Speaking to reporters, Development Minister, Dimitris Sioufas, said the draft
law was creating a new reality and was a landmark development in electricity
production from geothermal sources, wind power parks, hydroelectric stations,
etc.
Greece very much lags behind in the use of renewable energy sources, with energy
production currently at 615 MW in the sector, compared with 18,430 MW in Germany
and 10,000 MW in Spain.
The draft law, approved by the inner cabinet meeting, simplifies licensing
procedures, raises five-fold the guaranteed market price, expands the market
time from 10 to 12 years, reduces licensing deadlines, clears the way for
pending applications and raises a special duty for municipal authorities hosting
such enterprises.
ANA quoted Sioufas as saying the government would offer tax incentives to
households and enterprises to use electric power from renewable energy sources,
along with tax incentives for natural gas use.
These incentives would be included in a tax draft bill to be tabled by the end
of the year, Sioufas said. Commenting on reports that Public Power Corporation
was seeking a 7.5 per cent increase in its electricity rates, the Greek minister
categorically dismissed such reports.
"Electricity rate policy is determined by the development ministry each
summer after a recommendation by PPC and the approval of the Energy Regulatory
Authority. There is no such recommendation," Sioufas said.

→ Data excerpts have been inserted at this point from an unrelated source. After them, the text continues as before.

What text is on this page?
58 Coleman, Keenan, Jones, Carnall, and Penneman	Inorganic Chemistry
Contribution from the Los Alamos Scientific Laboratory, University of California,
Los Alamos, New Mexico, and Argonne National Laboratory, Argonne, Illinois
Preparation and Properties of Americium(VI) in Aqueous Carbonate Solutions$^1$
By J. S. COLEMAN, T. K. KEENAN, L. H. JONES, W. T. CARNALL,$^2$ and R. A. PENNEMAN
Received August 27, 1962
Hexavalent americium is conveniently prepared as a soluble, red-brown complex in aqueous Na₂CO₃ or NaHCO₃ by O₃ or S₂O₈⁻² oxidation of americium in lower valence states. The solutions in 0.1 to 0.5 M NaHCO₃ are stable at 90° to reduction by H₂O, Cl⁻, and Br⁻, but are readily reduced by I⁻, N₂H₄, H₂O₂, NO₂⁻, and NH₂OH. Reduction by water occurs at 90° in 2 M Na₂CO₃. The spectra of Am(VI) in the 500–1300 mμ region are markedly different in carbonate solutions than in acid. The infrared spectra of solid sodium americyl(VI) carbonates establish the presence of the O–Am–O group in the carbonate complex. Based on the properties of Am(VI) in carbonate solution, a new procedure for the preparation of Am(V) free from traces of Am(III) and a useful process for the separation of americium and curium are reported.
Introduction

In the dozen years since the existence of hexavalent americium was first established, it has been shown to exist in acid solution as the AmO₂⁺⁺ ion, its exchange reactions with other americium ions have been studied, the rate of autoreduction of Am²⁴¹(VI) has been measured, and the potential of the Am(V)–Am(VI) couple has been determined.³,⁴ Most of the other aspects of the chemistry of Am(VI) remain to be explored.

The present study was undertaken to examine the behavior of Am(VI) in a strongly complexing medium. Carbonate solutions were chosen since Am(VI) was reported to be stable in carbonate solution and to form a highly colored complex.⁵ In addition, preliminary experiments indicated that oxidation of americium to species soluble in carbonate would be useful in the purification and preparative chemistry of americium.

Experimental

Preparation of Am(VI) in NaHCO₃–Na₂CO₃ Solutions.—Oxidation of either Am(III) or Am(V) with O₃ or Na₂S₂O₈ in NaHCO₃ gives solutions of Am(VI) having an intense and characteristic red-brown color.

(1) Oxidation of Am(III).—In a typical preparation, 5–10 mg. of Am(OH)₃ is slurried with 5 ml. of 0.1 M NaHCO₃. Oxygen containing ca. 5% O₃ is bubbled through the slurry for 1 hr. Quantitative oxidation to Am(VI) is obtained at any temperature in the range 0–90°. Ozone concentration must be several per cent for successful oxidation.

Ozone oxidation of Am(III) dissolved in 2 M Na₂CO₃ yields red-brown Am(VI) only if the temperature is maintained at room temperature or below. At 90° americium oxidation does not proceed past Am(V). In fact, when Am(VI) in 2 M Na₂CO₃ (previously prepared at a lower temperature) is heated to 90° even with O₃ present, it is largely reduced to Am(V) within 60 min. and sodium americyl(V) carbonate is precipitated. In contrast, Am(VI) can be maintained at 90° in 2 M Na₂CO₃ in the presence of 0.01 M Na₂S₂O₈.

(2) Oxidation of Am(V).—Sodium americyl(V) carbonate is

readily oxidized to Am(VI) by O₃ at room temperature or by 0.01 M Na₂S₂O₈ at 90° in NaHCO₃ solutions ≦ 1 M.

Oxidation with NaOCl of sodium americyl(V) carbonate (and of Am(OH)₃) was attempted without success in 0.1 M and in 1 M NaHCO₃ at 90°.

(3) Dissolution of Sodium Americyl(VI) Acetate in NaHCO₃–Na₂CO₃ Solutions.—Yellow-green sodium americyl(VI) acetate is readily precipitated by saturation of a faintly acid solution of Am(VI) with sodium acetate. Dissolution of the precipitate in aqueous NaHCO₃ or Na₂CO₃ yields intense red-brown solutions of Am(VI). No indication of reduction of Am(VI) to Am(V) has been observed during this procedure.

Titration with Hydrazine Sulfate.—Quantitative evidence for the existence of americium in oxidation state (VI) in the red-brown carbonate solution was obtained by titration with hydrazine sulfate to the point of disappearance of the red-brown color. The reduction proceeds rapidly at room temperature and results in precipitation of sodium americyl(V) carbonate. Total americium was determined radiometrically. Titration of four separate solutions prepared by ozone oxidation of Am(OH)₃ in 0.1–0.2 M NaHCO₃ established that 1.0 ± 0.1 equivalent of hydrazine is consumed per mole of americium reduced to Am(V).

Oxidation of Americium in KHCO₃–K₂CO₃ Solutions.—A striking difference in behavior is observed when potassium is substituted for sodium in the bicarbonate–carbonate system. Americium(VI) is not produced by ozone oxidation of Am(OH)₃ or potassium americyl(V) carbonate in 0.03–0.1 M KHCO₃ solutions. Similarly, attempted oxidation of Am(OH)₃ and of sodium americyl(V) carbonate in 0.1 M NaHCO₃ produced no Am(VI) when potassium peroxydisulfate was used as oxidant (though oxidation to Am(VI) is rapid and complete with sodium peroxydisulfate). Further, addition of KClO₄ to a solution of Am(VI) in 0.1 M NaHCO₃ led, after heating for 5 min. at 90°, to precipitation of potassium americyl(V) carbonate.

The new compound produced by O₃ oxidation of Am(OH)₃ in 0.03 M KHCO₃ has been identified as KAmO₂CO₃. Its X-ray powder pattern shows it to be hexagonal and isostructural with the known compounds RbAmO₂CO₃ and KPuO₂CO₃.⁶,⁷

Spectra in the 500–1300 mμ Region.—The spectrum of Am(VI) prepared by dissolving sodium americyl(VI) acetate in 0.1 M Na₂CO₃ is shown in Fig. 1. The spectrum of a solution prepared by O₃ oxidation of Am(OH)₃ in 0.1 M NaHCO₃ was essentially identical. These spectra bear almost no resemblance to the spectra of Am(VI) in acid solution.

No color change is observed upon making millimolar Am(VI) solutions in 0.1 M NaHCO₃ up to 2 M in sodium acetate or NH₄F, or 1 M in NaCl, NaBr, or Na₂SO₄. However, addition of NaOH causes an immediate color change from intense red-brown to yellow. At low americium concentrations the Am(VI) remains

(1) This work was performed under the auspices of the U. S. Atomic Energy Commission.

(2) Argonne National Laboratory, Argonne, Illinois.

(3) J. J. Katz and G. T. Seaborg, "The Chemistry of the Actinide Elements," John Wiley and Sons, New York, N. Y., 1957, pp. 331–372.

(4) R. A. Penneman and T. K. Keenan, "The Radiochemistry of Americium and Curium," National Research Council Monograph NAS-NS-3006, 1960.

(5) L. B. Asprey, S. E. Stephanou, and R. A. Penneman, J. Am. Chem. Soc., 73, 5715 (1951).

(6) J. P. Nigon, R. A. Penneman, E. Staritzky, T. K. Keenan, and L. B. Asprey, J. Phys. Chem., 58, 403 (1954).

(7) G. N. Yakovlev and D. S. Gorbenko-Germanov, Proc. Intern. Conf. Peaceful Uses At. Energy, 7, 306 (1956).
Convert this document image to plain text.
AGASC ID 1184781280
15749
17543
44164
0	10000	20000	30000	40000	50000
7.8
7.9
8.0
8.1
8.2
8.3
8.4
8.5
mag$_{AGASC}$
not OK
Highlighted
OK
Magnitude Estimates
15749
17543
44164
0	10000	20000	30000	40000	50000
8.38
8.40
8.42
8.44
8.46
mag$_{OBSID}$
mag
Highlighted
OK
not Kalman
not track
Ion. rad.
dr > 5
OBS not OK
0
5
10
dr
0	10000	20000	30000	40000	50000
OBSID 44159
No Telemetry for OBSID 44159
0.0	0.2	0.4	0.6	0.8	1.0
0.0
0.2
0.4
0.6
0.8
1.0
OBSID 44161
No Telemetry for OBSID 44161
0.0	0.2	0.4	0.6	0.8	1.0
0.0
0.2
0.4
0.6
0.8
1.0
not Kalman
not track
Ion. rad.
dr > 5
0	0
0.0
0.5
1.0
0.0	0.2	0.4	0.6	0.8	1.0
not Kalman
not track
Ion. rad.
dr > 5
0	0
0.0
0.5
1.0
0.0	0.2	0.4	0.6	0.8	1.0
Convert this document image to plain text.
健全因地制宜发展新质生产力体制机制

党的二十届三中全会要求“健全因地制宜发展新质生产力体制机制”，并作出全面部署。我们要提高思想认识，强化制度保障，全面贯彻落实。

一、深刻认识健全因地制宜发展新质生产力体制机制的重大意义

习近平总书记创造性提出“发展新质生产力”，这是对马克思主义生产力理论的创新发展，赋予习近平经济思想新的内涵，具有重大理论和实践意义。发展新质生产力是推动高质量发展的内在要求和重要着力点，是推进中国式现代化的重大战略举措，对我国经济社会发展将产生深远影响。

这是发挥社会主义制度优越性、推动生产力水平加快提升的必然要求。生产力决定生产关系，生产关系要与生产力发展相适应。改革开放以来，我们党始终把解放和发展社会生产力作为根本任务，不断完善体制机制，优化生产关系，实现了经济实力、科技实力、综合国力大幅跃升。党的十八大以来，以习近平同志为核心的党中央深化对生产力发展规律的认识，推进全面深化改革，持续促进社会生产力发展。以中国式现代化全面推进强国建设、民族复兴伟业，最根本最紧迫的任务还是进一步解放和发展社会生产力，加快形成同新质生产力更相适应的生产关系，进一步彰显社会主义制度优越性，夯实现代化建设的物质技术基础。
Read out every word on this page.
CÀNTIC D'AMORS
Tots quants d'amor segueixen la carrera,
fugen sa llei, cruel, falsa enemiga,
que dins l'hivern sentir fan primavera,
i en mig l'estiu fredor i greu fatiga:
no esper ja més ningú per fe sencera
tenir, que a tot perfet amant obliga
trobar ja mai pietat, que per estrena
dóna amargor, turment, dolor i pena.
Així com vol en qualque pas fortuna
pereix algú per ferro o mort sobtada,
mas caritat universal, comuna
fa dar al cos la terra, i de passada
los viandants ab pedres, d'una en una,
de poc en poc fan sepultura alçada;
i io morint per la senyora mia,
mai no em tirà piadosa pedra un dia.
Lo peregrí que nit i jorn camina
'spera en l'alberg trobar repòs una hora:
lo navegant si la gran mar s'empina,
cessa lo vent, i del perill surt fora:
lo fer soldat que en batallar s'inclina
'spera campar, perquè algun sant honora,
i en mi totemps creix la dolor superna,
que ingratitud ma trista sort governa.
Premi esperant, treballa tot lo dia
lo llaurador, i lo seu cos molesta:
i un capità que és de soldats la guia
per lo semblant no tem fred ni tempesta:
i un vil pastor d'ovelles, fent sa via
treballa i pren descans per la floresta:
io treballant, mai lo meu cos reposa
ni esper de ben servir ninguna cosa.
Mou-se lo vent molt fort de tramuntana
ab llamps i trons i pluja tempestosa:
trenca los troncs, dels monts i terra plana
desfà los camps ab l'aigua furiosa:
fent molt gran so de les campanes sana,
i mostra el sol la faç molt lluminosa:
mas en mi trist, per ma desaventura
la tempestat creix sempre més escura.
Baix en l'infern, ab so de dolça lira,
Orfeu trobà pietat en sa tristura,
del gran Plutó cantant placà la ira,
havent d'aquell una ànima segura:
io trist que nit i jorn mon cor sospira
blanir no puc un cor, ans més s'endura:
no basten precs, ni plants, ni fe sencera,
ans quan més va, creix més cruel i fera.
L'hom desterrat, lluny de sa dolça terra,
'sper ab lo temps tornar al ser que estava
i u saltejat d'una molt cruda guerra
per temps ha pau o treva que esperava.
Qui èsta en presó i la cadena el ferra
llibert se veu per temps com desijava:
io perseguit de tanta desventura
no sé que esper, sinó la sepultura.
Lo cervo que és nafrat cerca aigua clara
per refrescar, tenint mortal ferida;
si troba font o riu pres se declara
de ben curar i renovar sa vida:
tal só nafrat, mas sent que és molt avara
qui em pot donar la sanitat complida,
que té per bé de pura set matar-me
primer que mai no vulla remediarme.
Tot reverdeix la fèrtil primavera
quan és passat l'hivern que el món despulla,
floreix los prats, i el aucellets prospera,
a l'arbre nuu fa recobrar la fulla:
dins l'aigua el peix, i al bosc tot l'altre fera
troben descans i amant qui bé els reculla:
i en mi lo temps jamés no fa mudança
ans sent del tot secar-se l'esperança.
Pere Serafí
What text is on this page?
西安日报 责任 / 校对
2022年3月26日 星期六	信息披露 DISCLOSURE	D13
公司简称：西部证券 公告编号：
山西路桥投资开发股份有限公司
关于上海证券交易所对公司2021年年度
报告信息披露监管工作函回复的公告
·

Govt to tender 1st private electricity plant
The government is to tender its first private electricity output plant, which
should begin operations in 2009, Development Minister, Dimitris Sioufas, said
recently, ANA News Agency reported.
In addition, another two private plants will be tendered - at the end of 2006
and in April 2007, Sioufas reported. "This is a major development for the
economy, for growth and energy," he said. "The conditions have been
ensured through rules of transparency for large-scale investments that in coming
years will exceed four billion Euro in the energy sector," the minister
added. The ministry's secretary general, Nikos Stephanou, noted that this was
the third and most significant step in deregulation of the electricity market.
Total investment in the three natural-gas fired plants is estimated at 750
million Euro in current prices, Stephanou added.